This study took into consideration more country- and policy/sector-specific contexts compared to existing studies, and therefore provided new insights into the potential additional emissions reductions of company climate actions in the context of EU policies. These insights were attained through an assessment of the potential GHG emission reductions from companies resulting from the implementation of their voluntary targets approved by the SBTi.

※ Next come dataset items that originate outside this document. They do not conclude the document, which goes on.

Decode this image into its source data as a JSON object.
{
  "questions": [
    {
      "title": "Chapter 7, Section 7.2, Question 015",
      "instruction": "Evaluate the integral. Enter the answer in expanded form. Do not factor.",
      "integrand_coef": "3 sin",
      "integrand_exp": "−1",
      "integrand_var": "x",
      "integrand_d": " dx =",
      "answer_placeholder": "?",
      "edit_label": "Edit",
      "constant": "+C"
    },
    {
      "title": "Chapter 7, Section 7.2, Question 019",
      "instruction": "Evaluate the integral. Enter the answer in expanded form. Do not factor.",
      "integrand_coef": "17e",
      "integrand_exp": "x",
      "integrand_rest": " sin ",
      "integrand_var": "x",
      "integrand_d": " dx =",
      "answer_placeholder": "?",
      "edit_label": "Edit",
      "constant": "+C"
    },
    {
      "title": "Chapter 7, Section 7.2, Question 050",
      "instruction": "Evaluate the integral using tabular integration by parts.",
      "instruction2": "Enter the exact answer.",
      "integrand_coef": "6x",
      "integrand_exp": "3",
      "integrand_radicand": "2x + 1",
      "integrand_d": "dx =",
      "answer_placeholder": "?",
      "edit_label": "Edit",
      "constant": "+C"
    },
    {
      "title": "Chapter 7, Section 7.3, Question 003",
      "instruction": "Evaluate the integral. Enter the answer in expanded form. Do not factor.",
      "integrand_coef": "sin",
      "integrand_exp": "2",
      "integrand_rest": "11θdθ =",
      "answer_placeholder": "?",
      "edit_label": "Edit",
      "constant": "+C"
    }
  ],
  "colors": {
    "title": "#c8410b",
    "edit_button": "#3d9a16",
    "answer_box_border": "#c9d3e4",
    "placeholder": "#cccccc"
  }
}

This assessment is forward-looking and does not evaluate historical achievements. The emissions pathways we present are based on the reported inventory 2019 emission levels of the EU as a whole and for individual SBTi companies. To begin with, the realised 2019 EU emissions levels for both ETS and ESR were reduced beyond the established cap for that year42. In addition, several individual companies have also made considerable progress. If emissions were to be interpolated on a linear pathway between the target base year and the target year (extrapolated to 2030 if the target year is before), SBTi companies would need to achieve an annual reduction of 6.9% annually between 2019 and 2030 to achieve their targets. However, given that they have made more (reported) progress (on average) than could be expected assuming a linear pathway, the required annual targeted reductions have decreased to 5.2%. As we use inventory emissions, the additional historical reductions are incorporated in our results, and therefore historically high-performing companies are not credited for this action. Currently, there is ongoing discussion regarding the extent to which the self-reported progress of individual companies correlates with high ambition. Giesekam et al.7 have raised questions about whether significant progress has genuinely led to additional actions, while Bolay et al.43 have found that progress since the announcement of the target can be indicative of weak ambition. Hence, we proceed with the assumption that targeted reductions since the most recent reporting year (2019) reflect the current ambition of companies. Furthermore, this highlights the significance of monitoring, reporting and verification (MRV) concerning company GHG inventories and the establishment of targets, which remain focal points of discussion (see discussion).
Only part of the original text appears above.